The First Lady is visiting Cambodia - ruled by strongman Prime Minister Hun Sen for the last thirty years - to highlight what she has described as a ‘crisis’ in women’s education with 62 million girls around the world denied schooling, primarily for economic or cultural reasons. ‘When girls get educated, when they learn to read and write and think, that gives them the tools to speak up and talk about injustice and demand equal treatment,’ she said in a speech to Peace Corps volunteers in Siem Reap. ‘It helps them participate in the political life of their country and hold their leaders accountable,’ she added.
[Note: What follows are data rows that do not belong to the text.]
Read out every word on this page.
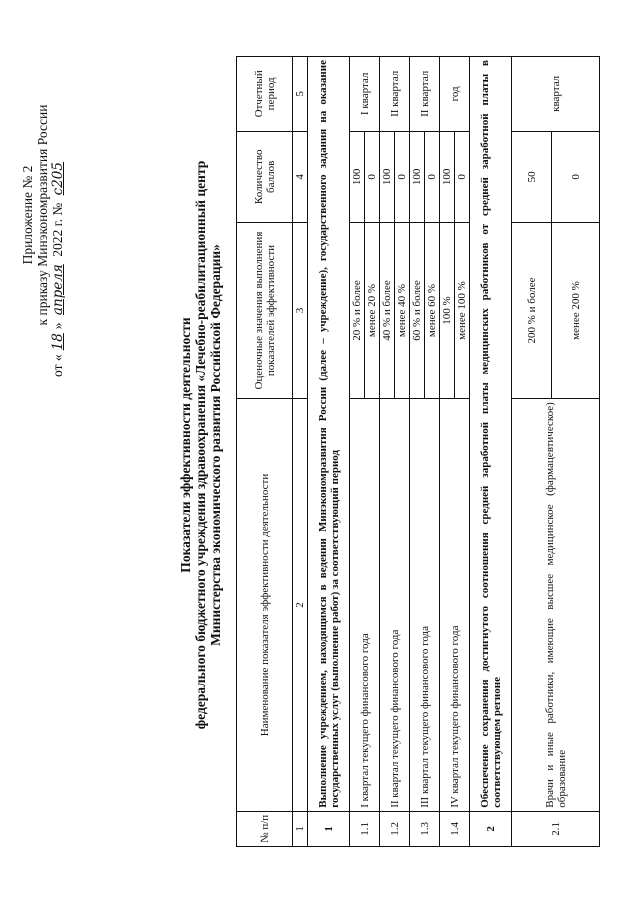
Приложение № 2 к приказу Минэкономразвития России
от «18» апреля 2022 г. № с205
Показатели эффективности деятельности федерального бюджетного учреждения здравоохранения «Лечебно-реабилитационный центр Министерства экономического развития Российской Федерации»
№ п/п	Наименование показателя эффективности деятельности	Оценочные значения выполнения показателей эффективности	Количество баллов	Отчетный период
1	2	3	4	5
1	Выполнение учреждением, находящимся в ведении Минэкономразвития России (далее – учреждение), государственного задания на оказание государственных услуг (выполнение работ) за соответствующий период			
1.1	I квартал текущего финансового года	20 % и более	100	I квартал
		менее 20 %	0	
1.2	II квартал текущего финансового года	40 % и более	100	II квартал
		менее 40 %	0	
1.3	III квартал текущего финансового года	60 % и более	100	II квартал
		менее 60 %	0	
1.4	IV квартал текущего финансового года	100 %	100	год
		менее 100 %	0	
2	Обеспечение сохранения достигнутого соотношения средней заработной платы медицинских работников от средней заработной платы в соответствующем регионе			
2.1	Врачи и иные работники, имеющие высшее медицинское (фармацевтическое) образование	200 % и более	50	квартал
		менее 200 %	0	
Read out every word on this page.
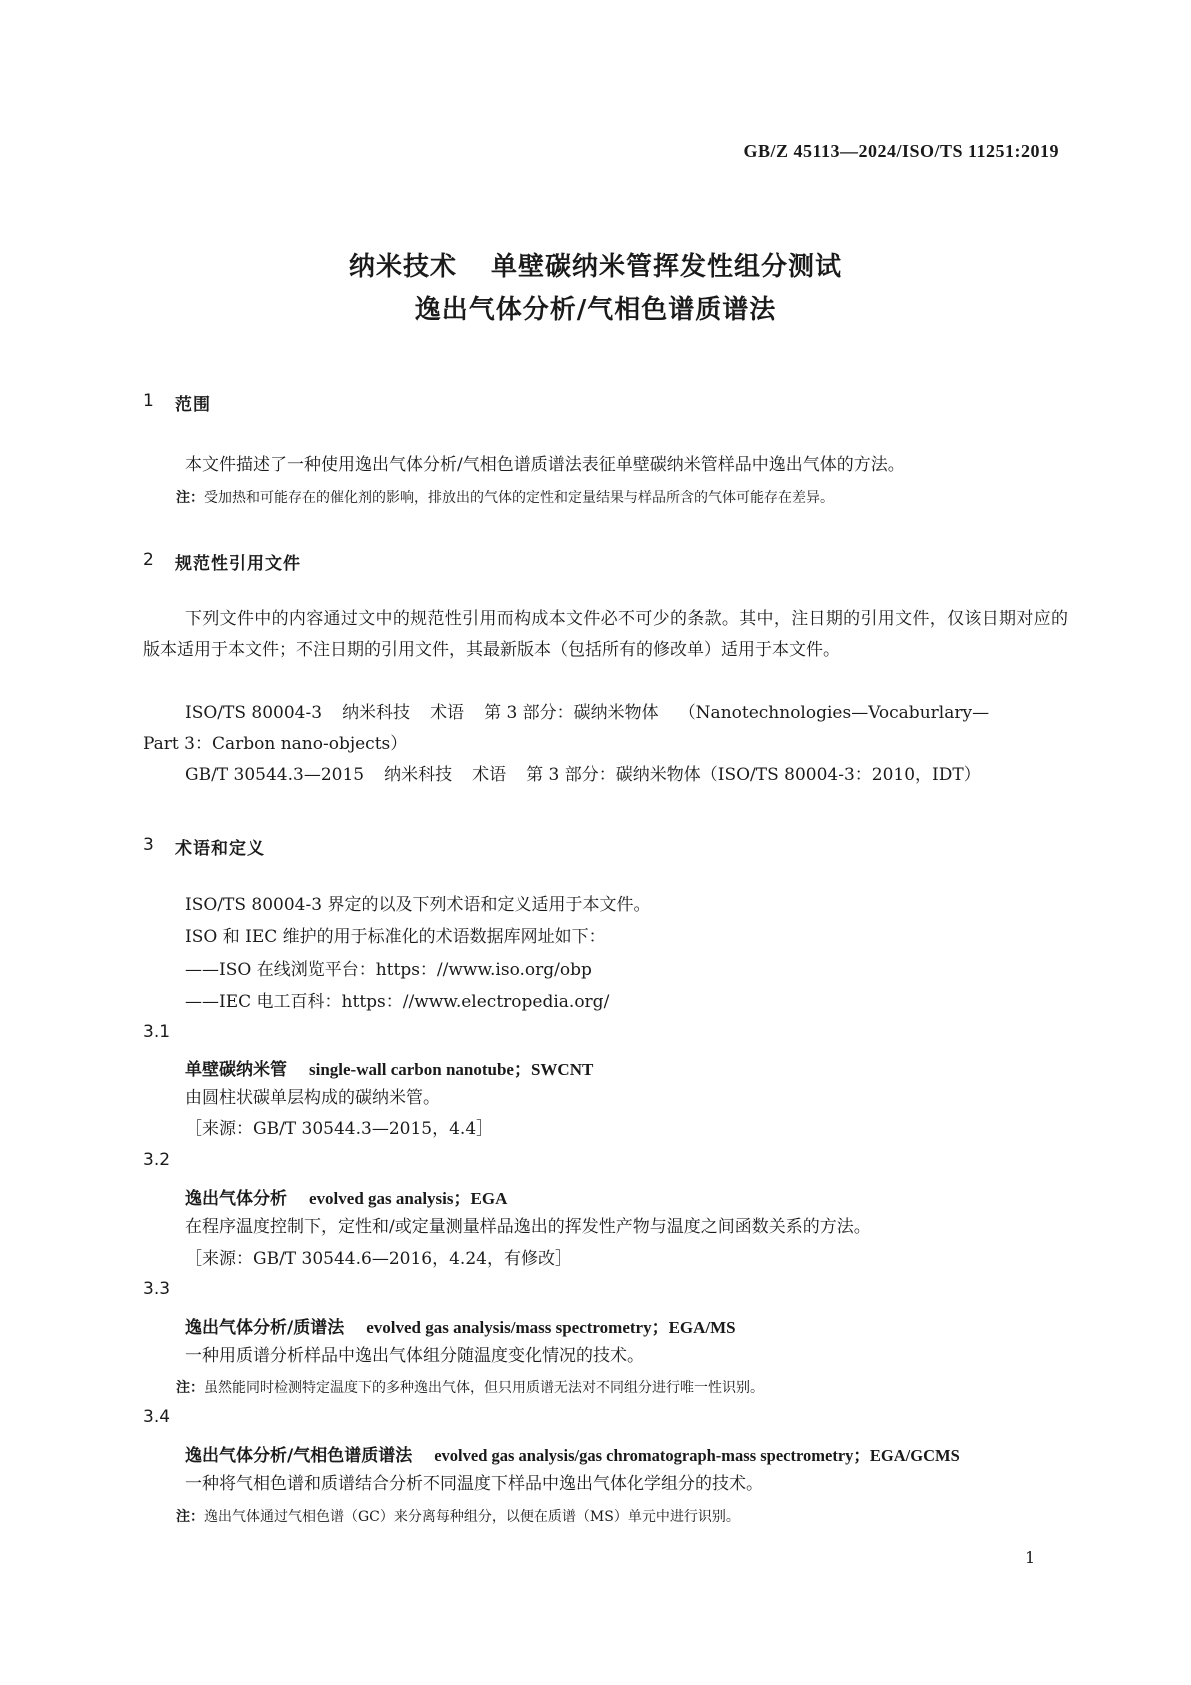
GB/Z 45113—2024/ISO/TS 11251:2019
纳米技术 单壁碳纳米管挥发性组分测试
逸出气体分析/气相色谱质谱法
1 范围
本文件描述了一种使用逸出气体分析/气相色谱质谱法表征单壁碳纳米管样品中逸出气体的方法。
注：受加热和可能存在的催化剂的影响，排放出的气体的定性和定量结果与样品所含的气体可能存在差异。
2 规范性引用文件
下列文件中的内容通过文中的规范性引用而构成本文件必不可少的条款。其中，注日期的引用文件，仅该日期对应的版本适用于本文件；不注日期的引用文件，其最新版本（包括所有的修改单）适用于本文件。
ISO/TS 80004-3 纳米科技 术语 第 3 部分：碳纳米物体 （Nanotechnologies—Vocaburlary—
Part 3：Carbon nano-objects）
GB/T 30544.3—2015 纳米科技 术语 第 3 部分：碳纳米物体（ISO/TS 80004-3：2010，IDT）
3 术语和定义
ISO/TS 80004-3 界定的以及下列术语和定义适用于本文件。
ISO 和 IEC 维护的用于标准化的术语数据库网址如下：
——ISO 在线浏览平台：https：//www.iso.org/obp
——IEC 电工百科：https：//www.electropedia.org/
3.1
单壁碳纳米管 single-wall carbon nanotube；SWCNT
由圆柱状碳单层构成的碳纳米管。
［来源：GB/T 30544.3—2015，4.4］
3.2
逸出气体分析 evolved gas analysis；EGA
在程序温度控制下，定性和/或定量测量样品逸出的挥发性产物与温度之间函数关系的方法。
［来源：GB/T 30544.6—2016，4.24，有修改］
3.3
逸出气体分析/质谱法 evolved gas analysis/mass spectrometry；EGA/MS
一种用质谱分析样品中逸出气体组分随温度变化情况的技术。
注：虽然能同时检测特定温度下的多种逸出气体，但只用质谱无法对不同组分进行唯一性识别。
3.4
逸出气体分析/气相色谱质谱法 evolved gas analysis/gas chromatograph-mass spectrometry；EGA/GCMS
一种将气相色谱和质谱结合分析不同温度下样品中逸出气体化学组分的技术。
注：逸出气体通过气相色谱（GC）来分离每种组分，以便在质谱（MS）单元中进行识别。
1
Earlier in the day Obama - herself a Harvard-educated lawyer from a modest background - visited a school with the Cambodian premier’s wife Bun Rany to hear first hand from schoolgirls about the problems they face accessing education. The pair were greeted by students dressed in crisp black and white uniforms who waved Cambodian and US flags, greeting the First Lady in carefully practised English. Some of the students described the difficulties they had staying in school, faced with long journeys to class and pressure from their families to find work or complete household chores.